RADIO SPOTS!!!!!! In 2007!!!!!! JESUS CHRIST!!!!!
Facebook = Free, Radio = $$$$
Facebook = Millions of users, Radio = your grandma, sometimes, if she feels like turning on the dial.
I was jaded from this experience, for sure. I had better business ideas and report with customers and vendors, and yet jack-ass radio marketing guy got promoted above me.
For the next few years, I thought that being the bitchy boss was the way to go. I managed a team that ended up hating me for a year because I tried to "manage like a man" - I didn't get involved in the personal lives of my staff, I only cared about the bottom line, I was direct, and I tried hard to stop smiling. Seriously. How dumb. But I was reading books like "Nice Girls Don't Get the Corner Office" - books that advise women in business to check their femininity at the office building door.

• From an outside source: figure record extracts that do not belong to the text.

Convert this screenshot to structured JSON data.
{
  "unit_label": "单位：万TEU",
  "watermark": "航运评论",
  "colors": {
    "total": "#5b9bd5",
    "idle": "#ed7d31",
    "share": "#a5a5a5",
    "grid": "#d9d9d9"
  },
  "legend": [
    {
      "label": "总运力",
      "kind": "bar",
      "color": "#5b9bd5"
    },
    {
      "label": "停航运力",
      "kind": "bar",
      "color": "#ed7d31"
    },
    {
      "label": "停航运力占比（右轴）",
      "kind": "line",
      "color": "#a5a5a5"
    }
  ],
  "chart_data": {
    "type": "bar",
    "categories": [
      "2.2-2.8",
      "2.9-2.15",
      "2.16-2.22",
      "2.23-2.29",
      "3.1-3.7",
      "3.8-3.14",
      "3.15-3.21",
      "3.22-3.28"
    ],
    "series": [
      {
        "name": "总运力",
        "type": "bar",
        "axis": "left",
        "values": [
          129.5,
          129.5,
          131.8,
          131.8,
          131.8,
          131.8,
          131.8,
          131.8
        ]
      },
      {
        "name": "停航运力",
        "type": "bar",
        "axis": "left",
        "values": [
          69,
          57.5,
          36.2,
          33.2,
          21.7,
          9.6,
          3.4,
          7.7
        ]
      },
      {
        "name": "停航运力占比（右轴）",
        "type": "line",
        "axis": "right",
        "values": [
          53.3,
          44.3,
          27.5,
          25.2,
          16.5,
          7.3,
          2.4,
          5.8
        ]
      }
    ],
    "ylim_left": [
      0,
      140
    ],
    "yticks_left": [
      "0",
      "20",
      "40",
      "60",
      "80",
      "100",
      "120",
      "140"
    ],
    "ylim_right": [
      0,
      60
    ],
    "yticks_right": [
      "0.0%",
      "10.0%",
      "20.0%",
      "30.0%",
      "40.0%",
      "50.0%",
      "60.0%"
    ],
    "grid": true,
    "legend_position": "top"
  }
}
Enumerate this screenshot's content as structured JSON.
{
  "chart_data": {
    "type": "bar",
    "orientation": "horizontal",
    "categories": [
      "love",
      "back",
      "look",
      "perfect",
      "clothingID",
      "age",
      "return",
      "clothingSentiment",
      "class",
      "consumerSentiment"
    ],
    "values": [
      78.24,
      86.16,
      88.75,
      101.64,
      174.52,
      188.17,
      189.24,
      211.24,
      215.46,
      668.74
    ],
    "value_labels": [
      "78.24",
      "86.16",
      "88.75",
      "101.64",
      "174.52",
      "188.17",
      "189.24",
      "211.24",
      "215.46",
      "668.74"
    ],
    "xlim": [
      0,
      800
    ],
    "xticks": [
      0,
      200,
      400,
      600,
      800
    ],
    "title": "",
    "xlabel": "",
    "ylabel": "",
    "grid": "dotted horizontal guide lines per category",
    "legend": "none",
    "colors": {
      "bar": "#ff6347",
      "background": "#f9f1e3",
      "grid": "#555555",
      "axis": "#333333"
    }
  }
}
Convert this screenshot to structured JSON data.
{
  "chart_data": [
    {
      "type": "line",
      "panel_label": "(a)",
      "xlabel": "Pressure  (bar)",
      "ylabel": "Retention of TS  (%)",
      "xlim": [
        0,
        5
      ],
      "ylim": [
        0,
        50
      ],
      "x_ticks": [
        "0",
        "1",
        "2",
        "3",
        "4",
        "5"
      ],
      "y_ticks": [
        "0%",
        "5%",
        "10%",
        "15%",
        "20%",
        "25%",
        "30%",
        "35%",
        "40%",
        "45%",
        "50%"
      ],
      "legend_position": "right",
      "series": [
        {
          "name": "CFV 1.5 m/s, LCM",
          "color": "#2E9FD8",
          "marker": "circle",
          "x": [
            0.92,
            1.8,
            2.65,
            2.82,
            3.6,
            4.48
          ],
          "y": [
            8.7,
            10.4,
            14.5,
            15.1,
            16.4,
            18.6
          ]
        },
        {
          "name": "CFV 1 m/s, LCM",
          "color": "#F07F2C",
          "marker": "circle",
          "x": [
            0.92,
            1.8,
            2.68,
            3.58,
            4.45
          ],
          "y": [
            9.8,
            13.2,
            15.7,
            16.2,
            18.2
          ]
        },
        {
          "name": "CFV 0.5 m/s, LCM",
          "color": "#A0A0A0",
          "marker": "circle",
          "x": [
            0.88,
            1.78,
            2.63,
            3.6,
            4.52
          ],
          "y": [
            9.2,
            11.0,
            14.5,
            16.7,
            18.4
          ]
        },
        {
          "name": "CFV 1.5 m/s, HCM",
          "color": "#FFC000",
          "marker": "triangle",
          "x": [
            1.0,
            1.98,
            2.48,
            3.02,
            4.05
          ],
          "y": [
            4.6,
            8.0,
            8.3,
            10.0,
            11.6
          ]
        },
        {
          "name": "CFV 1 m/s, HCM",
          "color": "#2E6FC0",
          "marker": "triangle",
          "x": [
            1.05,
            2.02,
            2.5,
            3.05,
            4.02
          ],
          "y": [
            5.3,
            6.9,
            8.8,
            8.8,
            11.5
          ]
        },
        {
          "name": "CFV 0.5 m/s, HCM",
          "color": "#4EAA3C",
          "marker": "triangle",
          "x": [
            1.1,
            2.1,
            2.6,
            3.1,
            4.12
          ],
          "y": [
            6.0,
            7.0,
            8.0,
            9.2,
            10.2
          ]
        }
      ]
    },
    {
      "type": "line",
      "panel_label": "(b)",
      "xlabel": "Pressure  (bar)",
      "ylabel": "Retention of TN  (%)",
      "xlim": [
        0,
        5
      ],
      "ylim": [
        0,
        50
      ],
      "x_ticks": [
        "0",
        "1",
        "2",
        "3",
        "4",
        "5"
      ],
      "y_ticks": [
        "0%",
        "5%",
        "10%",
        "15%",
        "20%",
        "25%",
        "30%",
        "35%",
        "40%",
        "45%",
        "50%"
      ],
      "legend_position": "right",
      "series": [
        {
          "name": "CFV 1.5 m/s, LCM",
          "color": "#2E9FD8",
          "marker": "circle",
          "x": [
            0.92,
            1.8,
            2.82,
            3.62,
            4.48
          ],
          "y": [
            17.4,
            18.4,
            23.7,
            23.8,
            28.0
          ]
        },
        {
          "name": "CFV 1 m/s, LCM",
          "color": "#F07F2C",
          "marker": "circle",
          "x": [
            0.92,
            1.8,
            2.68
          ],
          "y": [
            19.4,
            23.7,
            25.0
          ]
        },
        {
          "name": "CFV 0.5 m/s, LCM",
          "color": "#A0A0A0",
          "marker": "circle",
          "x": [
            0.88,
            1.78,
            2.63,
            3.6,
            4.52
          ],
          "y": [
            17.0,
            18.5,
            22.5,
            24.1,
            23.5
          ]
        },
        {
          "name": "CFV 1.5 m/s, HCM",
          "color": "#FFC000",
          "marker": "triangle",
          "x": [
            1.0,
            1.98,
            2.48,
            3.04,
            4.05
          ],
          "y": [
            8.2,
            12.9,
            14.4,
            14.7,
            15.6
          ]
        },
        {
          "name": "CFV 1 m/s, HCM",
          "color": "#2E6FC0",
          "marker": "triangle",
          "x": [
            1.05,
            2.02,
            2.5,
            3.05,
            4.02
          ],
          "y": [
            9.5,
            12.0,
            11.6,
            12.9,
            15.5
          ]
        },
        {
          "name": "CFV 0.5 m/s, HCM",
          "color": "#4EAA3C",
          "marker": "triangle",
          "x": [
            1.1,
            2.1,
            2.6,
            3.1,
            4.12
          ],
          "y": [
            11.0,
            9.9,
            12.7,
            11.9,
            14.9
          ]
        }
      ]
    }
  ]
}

As I look back on these two failures in my career, it is easy for me to see how I have become so successful so fast in the last few months.
Here's my secret: I decided that I don't want the fucking corner office.
I decided to do business as Kate Brown, on my own terms. Turns out, there are a lot of women out there just like me who are kicking ass and smiling all the way to the bank.
Here I am in SF with Adriana Gascoigne, founder of Girls in Tech, Ivo Lucas, CEO and founder of 24 Notion and Managing Director of Girls in Tech Portland, and Laurel Kaufman, Co-founder of AK Consulting Group (specializing in startup law), and Managing Director of Girls in Tech LA.
Look at how lovely and smiley we all are. These women aren't striving to get the corner office - they metaphorically own the whole fucking office building AND the company inside.
This January when I flew out to the Girls in Tech Catalyst Conference at the Commonwealth Club in San Francisco to meet up with these wonderful ladies, I got to meet the top players in the tech industry, including the following kick-ass folks:
Leah Culver; Product Manager, Six Apart
Eileen Gittins; Founder & CEO, Blurb, Inc.
Sandy Jen; Co-Founder and CTO, Meebo
Lynn Langit; Developer Evangelist, Microsoft
Aaron Lee; Co-Founder, RedBeacon
Dave McClure; Partner, Founders Fund
I think that's why I like startups so much. Startup folks are too busy raising money, growing a company, and building something amazing. No one in the startup community wants the corner office - there are no corner offices to be had.*
*Unless you count the corner seat at a coffeeshop, the bar, or a flight to SF to meet with a VC. All of these count as offices in the startup world, but that's a different post, lol!